Ora o cruzamento que se operou e prosseguiu, fez-se de maneira pronunciada senão completa. Prova-o à farta o estudo dos caracteres antropológicos essenciais do negro brasileiro.

As medidas antropométricas conhecidas, notadamente, o índice cefálico e a estatura comparados com os dos padrões originais, como fez o professor Roquette Pinto, mostram diferenças sensíveis. A braquicefalia (81 84 — Roquette Pinto) dos afro-brasileiros contrasta com a dolicocefalia (menos 75) dos negros africanos, como igualmente é chocante a baixa estatura dos primeiros (164 178 [168] — Roquette Pinto) e elevado tamanho dos segundos (170 a 179).

Acha, porém, o professor Marcelo Boldrini em obra recente (1) que “esses são todos sinais de cruzamentos, entre estirpes com dimensões e formas físicas contrastantes, nas quais se afirma a dominância diversamente intensa — e talvez derivadas do critério aplicado na escolha — da estatura baixa, da forma craniana braquioide e das platirrinias”.

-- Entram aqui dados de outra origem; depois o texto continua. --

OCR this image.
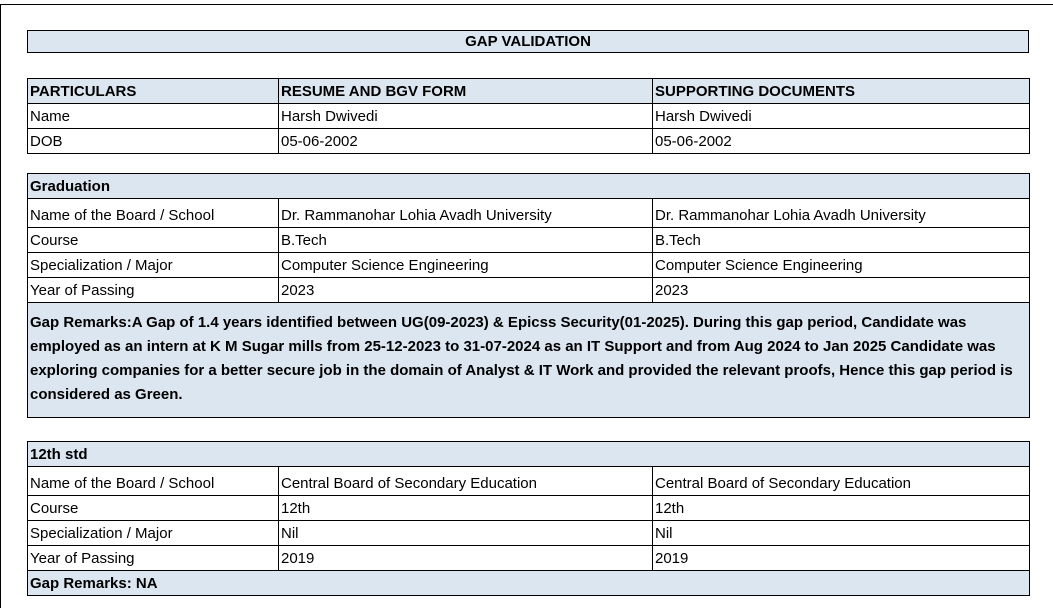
GAP VALIDATION
PARTICULARS	RESUME AND BGV FORM	SUPPORTING DOCUMENTS
Name	Harsh Dwivedi	Harsh Dwivedi
DOB	05-06-2002	05-06-2002
Graduation		
Name of the Board / School	Dr. Rammanohar Lohia Avadh University	Dr. Rammanohar Lohia Avadh University
Course	B.Tech	B.Tech
Specialization / Major	Computer Science Engineering	Computer Science Engineering
Year of Passing	2023	2023
Gap Remarks:A Gap of 1.4 years identified between UG(09-2023) & Epicss Security(01-2025). During this gap period, Candidate was employed as an intern at K M Sugar mills from 25-12-2023 to 31-07-2024 as an IT Support and from Aug 2024 to Jan 2025 Candidate was exploring companies for a better secure job in the domain of Analyst & IT Work and provided the relevant proofs, Hence this gap period is considered as Green.		
12th std		
Name of the Board / School	Central Board of Secondary Education	Central Board of Secondary Education
Course	12th	12th
Specialization / Major	Nil	Nil
Year of Passing	2019	2019
Gap Remarks: NA		
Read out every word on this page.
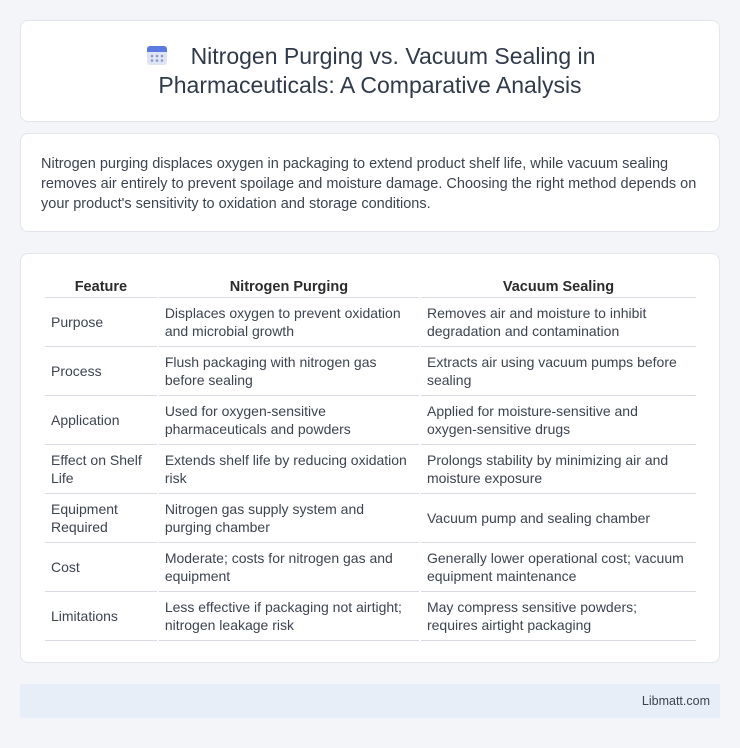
Nitrogen Purging vs. Vacuum Sealing in
Pharmaceuticals: A Comparative Analysis

Nitrogen purging displaces oxygen in packaging to extend product shelf life, while vacuum sealing removes air entirely to prevent spoilage and moisture damage. Choosing the right method depends on your product's sensitivity to oxidation and storage conditions.

Feature	Nitrogen Purging	Vacuum Sealing
Purpose	Displaces oxygen to prevent oxidation and microbial growth	Removes air and moisture to inhibit degradation and contamination
Process	Flush packaging with nitrogen gas before sealing	Extracts air using vacuum pumps before sealing
Application	Used for oxygen-sensitive pharmaceuticals and powders	Applied for moisture-sensitive and oxygen-sensitive drugs
Effect on Shelf Life	Extends shelf life by reducing oxidation risk	Prolongs stability by minimizing air and moisture exposure
Equipment Required	Nitrogen gas supply system and purging chamber	Vacuum pump and sealing chamber
Cost	Moderate; costs for nitrogen gas and equipment	Generally lower operational cost; vacuum equipment maintenance
Limitations	Less effective if packaging not airtight; nitrogen leakage risk	May compress sensitive powders; requires airtight packaging
Libmatt.com
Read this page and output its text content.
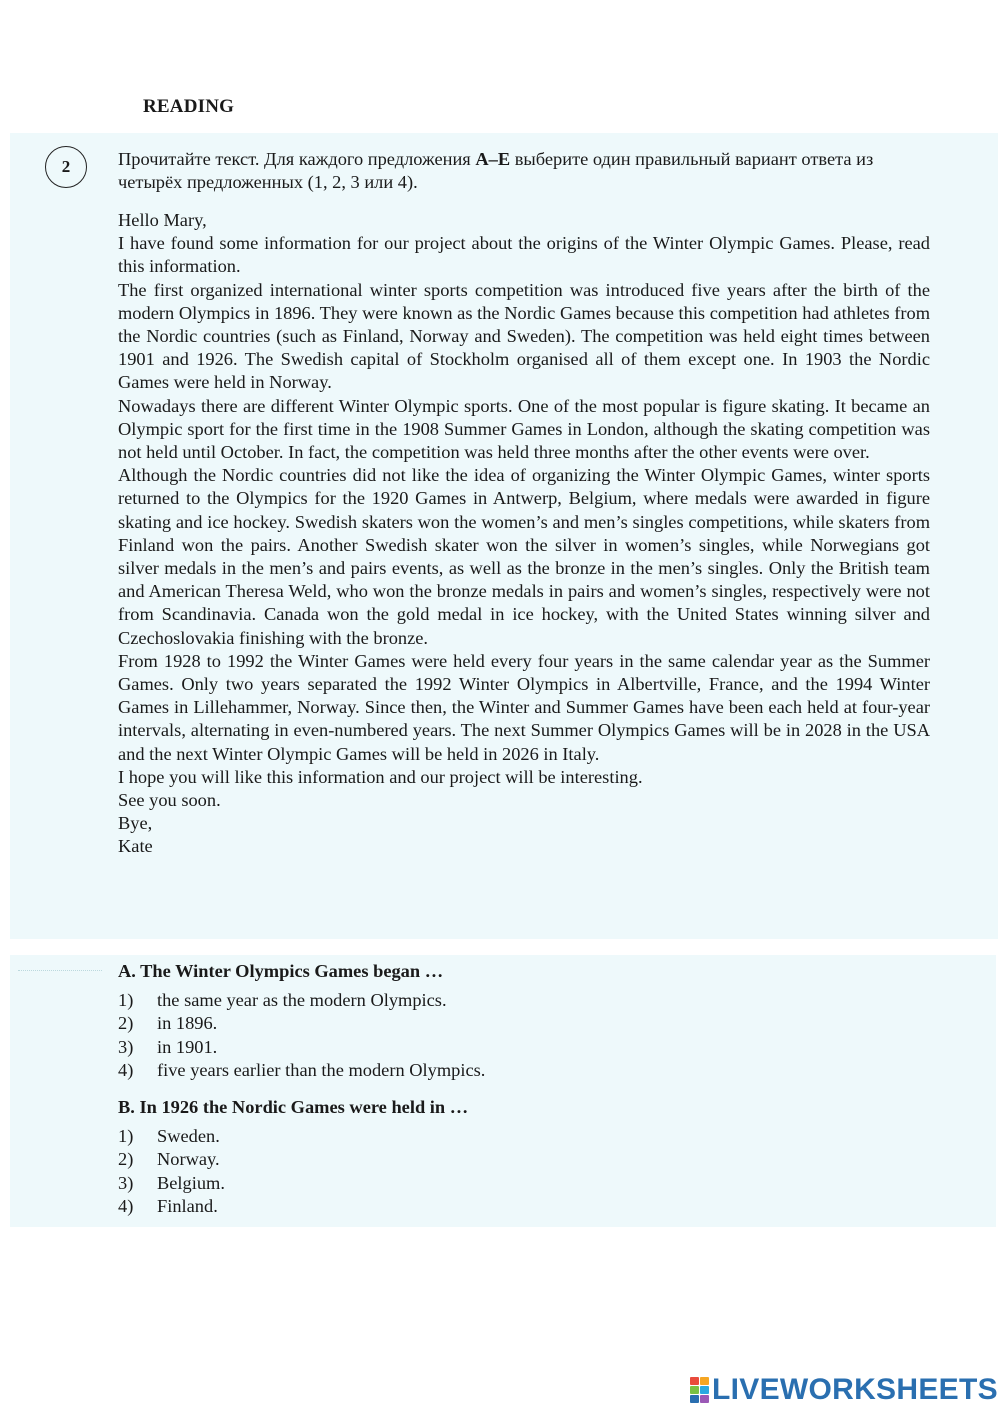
READING
2	Прочитайте текст. Для каждого предложения A–E выберите один правильный вариант ответа из четырёх предложенных (1, 2, 3 или 4).

Hello Mary,

I have found some information for our project about the origins of the Winter Olympic Games. Please, read this information.

The first organized international winter sports competition was introduced five years after the birth of the modern Olympics in 1896. They were known as the Nordic Games because this competition had athletes from the Nordic countries (such as Finland, Norway and Sweden). The competition was held eight times between 1901 and 1926. The Swedish capital of Stockholm organised all of them except one. In 1903 the Nordic Games were held in Norway.

Nowadays there are different Winter Olympic sports. One of the most popular is figure skating. It became an Olympic sport for the first time in the 1908 Summer Games in London, although the skating competition was not held until October. In fact, the competition was held three months after the other events were over.

Although the Nordic countries did not like the idea of organizing the Winter Olympic Games, winter sports returned to the Olympics for the 1920 Games in Antwerp, Belgium, where medals were awarded in figure skating and ice hockey. Swedish skaters won the women’s and men’s singles competitions, while skaters from Finland won the pairs. Another Swedish skater won the silver in women’s singles, while Norwegians got silver medals in the men’s and pairs events, as well as the bronze in the men’s singles. Only the British team and American Theresa Weld, who won the bronze medals in pairs and women’s singles, respectively were not from Scandinavia. Canada won the gold medal in ice hockey, with the United States winning silver and Czechoslovakia finishing with the bronze.

From 1928 to 1992 the Winter Games were held every four years in the same calendar year as the Summer Games. Only two years separated the 1992 Winter Olympics in Albertville, France, and the 1994 Winter Games in Lillehammer, Norway. Since then, the Winter and Summer Games have been each held at four-year intervals, alternating in even-numbered years. The next Summer Olympics Games will be in 2028 in the USA and the next Winter Olympic Games will be held in 2026 in Italy.

I hope you will like this information and our project will be interesting.

See you soon.

Bye,

Kate

A. The Winter Olympics Games began …

1)	the same year as the modern Olympics.
2)	in 1896.
3)	in 1901.
4)	five years earlier than the modern Olympics.

B. In 1926 the Nordic Games were held in …

1)	Sweden.
2)	Norway.
3)	Belgium.
4)	Finland.
LIVEWORKSHEETS
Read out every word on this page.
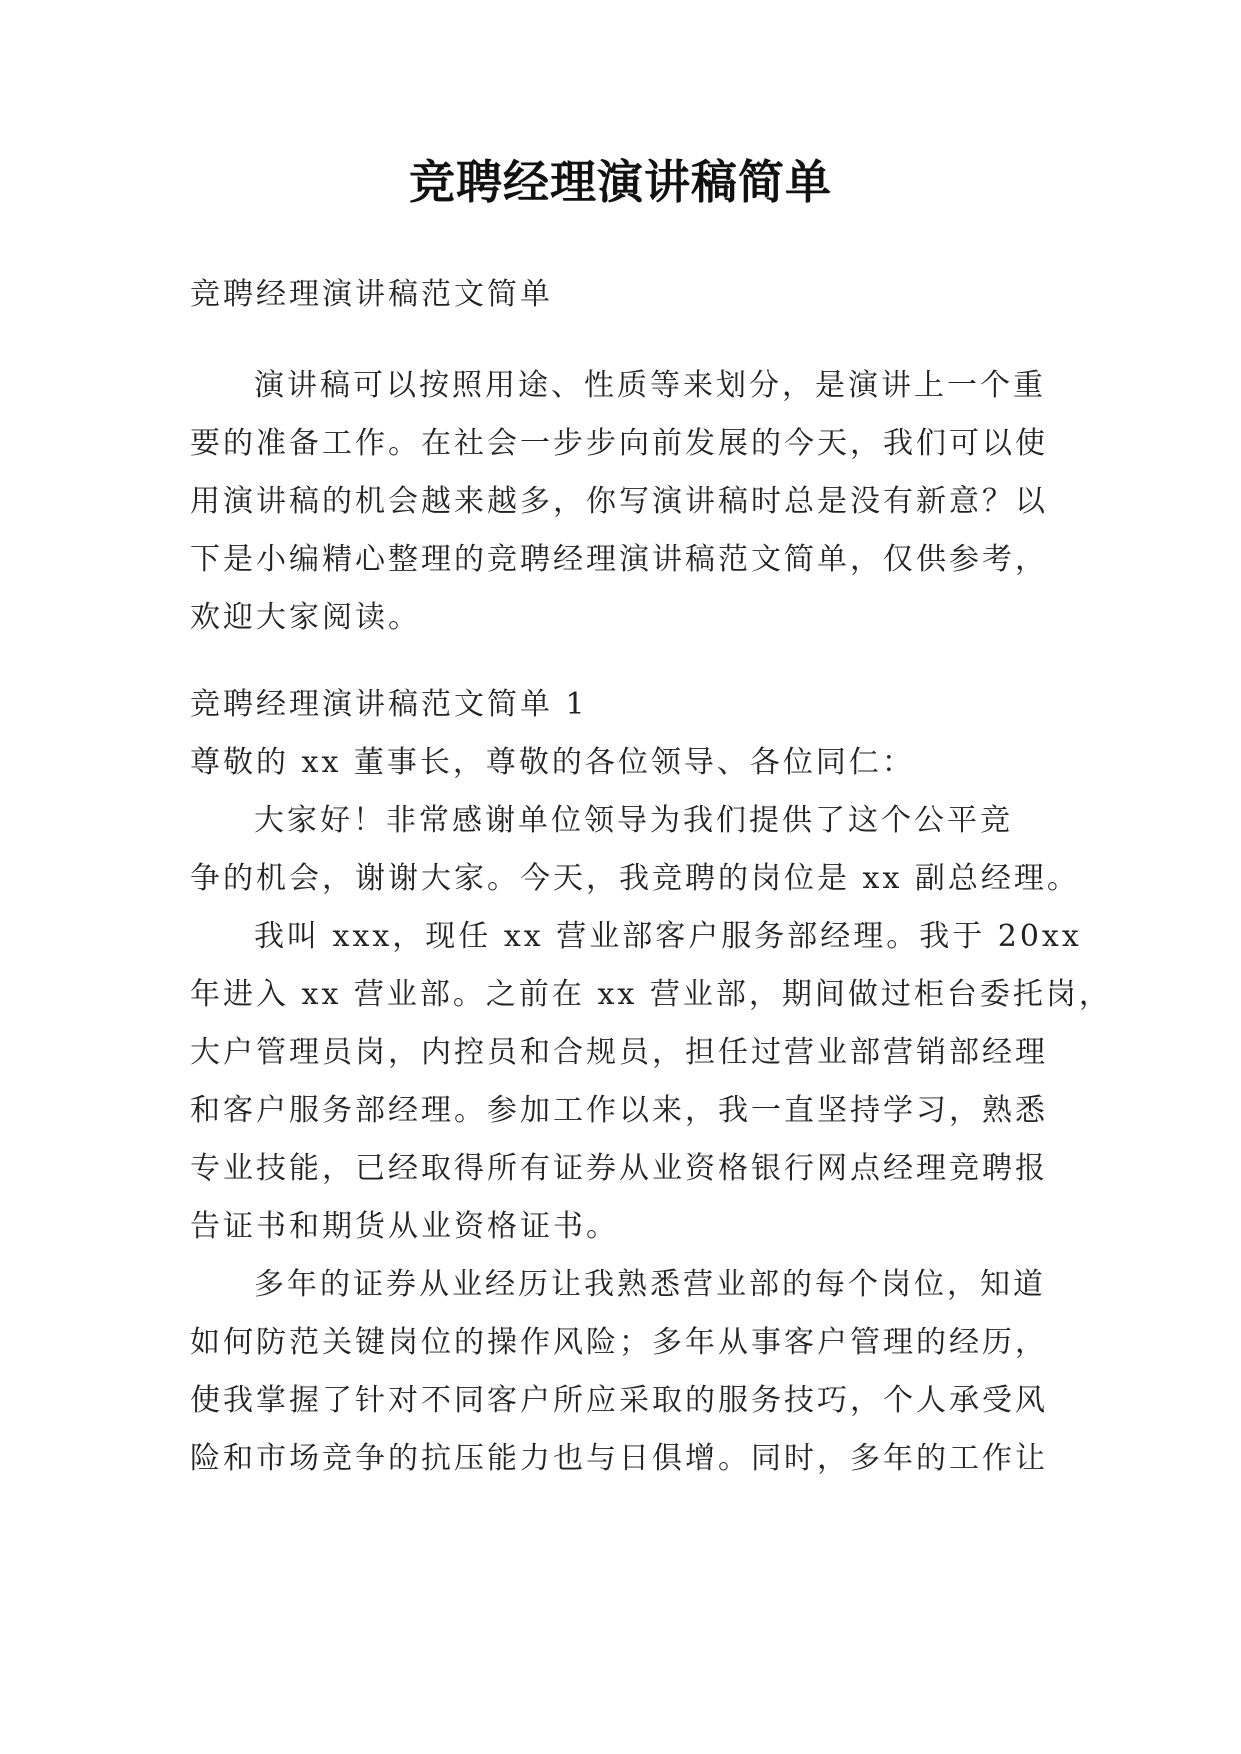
竞聘经理演讲稿简单
竞聘经理演讲稿范文简单
演讲稿可以按照用途、性质等来划分，是演讲上一个重
要的准备工作。在社会一步步向前发展的今天，我们可以使
用演讲稿的机会越来越多，你写演讲稿时总是没有新意？以
下是小编精心整理的竞聘经理演讲稿范文简单，仅供参考，
欢迎大家阅读。
竞聘经理演讲稿范文简单 1
尊敬的 xx 董事长，尊敬的各位领导、各位同仁：
大家好！非常感谢单位领导为我们提供了这个公平竞
争的机会，谢谢大家。今天，我竞聘的岗位是 xx 副总经理。
我叫 xxx，现任 xx 营业部客户服务部经理。我于 20xx
年进入 xx 营业部。之前在 xx 营业部，期间做过柜台委托岗，
大户管理员岗，内控员和合规员，担任过营业部营销部经理
和客户服务部经理。参加工作以来，我一直坚持学习，熟悉
专业技能，已经取得所有证券从业资格银行网点经理竞聘报
告证书和期货从业资格证书。
多年的证券从业经历让我熟悉营业部的每个岗位，知道
如何防范关键岗位的操作风险；多年从事客户管理的经历，
使我掌握了针对不同客户所应采取的服务技巧，个人承受风
险和市场竞争的抗压能力也与日俱增。同时，多年的工作让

Entretanto, estas diferenças biométrico-raciais, por estranhas que pareçam, notadamente a que se refere à estatura, parecem reais. Como o professor Marcelo Boldrini aventou aspectos novos do problema das raças no Brasil, qual seja o seu estudo genético, quero crer que os problemas biológicos que suscitou sejam motivo para novas pesquisas dos nosso eminentes antropologistas.

Estamos em face de questões do maior interesse científico, como a de provar-se se o fenômeno observado corre por conta, como já se procurou esclarecer, do fator alimentar, por exemplo, (fenômeno da estatura) ou se as medições dos melonodernos brasileiros incidindo, de fato sobre representantes das estirpes a que se fez alusão o referido professor Marcelo Boldrini não exprimem os verdadeiros caracteres do tipo antropólico de afro-brasileiro.

Não é menos verdade também que os grupos Bantus, especialmente o meridional, não apresentam altura elevada e estes últimos têm uma estatura média de cerca de 1m68.

A fase de unidade de caracteres somáticos abrange os dois grandes grupos.